The single‐centre study design, the sample size, and the outcome parameter of 1‐year all‐cause mortality without consideration of cardiovascular mortality or rehospitalization rate represent limitations of the study. Furthermore, echocardiograms were not obtained in all patients, which might have introduced a selection bias. However, characteristics of patients with or without echocardiogram were not significantly different.

Conclusions

We have shown for the first time the prognostic relevance of RDW in AHF with preserved ejection suggesting that RDW may help to stratify risk already at admission. In a next step, this observation should be confirmed in a larger AHF population with echocardiographic exams obtained during index hospitalization.
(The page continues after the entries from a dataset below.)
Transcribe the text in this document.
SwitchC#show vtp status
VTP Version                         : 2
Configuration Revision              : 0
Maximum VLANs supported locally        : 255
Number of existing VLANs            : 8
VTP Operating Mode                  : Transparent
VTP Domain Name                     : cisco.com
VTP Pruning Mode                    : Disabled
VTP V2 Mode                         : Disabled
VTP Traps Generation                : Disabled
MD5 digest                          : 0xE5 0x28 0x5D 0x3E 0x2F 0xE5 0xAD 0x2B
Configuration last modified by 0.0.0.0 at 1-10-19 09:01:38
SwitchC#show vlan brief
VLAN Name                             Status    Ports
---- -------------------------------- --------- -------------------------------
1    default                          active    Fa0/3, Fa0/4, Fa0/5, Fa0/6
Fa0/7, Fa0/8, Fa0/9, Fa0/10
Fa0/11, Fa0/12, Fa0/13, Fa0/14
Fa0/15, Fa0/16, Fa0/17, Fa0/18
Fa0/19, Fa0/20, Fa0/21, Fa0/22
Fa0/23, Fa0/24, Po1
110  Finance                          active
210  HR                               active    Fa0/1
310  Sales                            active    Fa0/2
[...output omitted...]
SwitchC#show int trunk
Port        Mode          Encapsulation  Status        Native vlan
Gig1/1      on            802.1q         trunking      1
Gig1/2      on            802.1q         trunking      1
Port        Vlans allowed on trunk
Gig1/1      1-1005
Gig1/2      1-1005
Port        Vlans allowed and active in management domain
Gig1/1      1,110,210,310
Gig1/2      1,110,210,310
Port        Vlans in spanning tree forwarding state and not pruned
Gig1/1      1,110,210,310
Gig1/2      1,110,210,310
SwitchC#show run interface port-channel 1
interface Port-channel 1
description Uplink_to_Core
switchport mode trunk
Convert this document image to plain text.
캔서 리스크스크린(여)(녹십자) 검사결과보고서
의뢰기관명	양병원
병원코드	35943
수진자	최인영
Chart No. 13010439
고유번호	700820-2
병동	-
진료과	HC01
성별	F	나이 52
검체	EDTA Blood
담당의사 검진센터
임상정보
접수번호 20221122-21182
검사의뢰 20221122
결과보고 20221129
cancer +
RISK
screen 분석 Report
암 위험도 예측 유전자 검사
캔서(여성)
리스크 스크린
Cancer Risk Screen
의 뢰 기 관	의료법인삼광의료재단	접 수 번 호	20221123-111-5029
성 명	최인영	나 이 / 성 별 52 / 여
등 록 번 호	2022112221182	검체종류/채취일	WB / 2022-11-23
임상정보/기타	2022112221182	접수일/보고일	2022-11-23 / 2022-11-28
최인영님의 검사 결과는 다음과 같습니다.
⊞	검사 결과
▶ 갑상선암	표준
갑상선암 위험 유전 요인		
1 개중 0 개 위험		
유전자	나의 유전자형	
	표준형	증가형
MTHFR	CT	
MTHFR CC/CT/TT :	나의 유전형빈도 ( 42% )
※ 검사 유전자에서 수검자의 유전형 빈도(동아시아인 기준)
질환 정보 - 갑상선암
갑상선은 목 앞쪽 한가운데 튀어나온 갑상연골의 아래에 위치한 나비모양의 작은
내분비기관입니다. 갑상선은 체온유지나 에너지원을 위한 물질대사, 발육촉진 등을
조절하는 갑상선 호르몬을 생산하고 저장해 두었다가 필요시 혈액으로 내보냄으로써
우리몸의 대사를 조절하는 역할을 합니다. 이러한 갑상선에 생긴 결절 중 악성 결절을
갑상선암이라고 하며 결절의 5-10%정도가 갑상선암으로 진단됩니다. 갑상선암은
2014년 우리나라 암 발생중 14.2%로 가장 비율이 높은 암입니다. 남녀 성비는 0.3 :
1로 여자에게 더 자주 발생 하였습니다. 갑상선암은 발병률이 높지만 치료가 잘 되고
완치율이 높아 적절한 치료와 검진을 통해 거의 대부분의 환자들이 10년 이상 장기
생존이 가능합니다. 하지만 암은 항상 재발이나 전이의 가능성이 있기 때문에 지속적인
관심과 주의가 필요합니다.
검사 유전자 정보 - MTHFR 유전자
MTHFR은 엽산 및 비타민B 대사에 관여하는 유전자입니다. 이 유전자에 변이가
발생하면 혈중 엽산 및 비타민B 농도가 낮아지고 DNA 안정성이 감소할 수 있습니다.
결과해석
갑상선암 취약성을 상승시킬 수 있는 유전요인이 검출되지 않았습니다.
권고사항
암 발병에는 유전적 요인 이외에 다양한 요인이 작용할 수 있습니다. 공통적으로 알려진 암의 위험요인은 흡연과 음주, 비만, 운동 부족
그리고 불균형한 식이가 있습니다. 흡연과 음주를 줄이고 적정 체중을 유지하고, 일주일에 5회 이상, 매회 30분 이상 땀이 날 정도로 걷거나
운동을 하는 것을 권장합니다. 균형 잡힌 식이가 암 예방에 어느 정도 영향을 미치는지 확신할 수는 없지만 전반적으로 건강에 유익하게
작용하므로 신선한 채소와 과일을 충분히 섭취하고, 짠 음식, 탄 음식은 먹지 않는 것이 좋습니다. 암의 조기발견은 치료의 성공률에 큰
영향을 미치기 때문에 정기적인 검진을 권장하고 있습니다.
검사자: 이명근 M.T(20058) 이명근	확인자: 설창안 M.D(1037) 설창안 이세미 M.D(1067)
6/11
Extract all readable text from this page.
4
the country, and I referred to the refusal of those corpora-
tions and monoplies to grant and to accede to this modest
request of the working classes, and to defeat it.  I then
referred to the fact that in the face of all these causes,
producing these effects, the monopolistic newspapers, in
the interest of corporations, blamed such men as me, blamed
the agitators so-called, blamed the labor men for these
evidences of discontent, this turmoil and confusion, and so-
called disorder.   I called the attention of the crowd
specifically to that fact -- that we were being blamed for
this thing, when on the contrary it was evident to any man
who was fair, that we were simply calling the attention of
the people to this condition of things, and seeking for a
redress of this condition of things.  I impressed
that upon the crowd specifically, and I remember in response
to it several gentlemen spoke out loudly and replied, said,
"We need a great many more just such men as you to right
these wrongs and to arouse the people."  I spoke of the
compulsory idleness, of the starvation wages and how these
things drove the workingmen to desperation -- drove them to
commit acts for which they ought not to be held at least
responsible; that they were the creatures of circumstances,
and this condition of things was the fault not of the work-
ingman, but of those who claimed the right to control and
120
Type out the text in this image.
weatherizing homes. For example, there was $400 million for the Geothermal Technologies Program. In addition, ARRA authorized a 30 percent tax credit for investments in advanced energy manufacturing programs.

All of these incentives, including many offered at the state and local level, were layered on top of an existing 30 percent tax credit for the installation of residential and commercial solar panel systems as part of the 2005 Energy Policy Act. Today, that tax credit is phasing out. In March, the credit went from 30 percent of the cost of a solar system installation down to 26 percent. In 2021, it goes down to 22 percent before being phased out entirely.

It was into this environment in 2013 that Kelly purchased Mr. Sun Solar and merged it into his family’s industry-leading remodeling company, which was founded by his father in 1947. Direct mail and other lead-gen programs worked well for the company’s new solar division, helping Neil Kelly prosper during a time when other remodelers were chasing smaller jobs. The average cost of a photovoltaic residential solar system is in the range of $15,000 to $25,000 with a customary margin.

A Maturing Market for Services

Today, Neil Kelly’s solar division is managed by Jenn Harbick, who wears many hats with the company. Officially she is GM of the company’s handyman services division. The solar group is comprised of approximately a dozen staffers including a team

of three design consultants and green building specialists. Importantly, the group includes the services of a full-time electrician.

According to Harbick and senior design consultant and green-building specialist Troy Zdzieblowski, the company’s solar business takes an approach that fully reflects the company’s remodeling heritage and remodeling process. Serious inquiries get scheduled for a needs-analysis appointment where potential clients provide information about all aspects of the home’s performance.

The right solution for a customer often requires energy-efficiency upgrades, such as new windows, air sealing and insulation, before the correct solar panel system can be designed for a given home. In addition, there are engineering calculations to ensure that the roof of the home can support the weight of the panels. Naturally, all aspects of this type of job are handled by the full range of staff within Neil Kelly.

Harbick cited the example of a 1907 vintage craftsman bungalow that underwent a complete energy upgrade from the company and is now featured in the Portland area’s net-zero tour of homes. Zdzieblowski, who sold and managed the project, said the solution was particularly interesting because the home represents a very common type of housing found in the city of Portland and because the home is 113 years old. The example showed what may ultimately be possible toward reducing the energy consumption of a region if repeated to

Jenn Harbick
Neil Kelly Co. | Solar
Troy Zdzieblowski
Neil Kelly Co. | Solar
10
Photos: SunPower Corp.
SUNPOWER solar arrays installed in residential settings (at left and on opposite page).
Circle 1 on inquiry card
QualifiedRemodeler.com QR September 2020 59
In addition, the results of this study merit further work‐up of the interaction of RDW and IL‐6 in AHF with preserved ejection fraction, and thus, increase our understanding of clinically relevant pathomechanisms in these patients.

Conflict of Interest

None declared.

Funding

CARDIOMET, an initiative of the CHUV to improve quality of care in cardiovascular and metabolic disease; Swiss National Science Foundation (320030_147121/1), SWISSHEART Foundation, to R.H.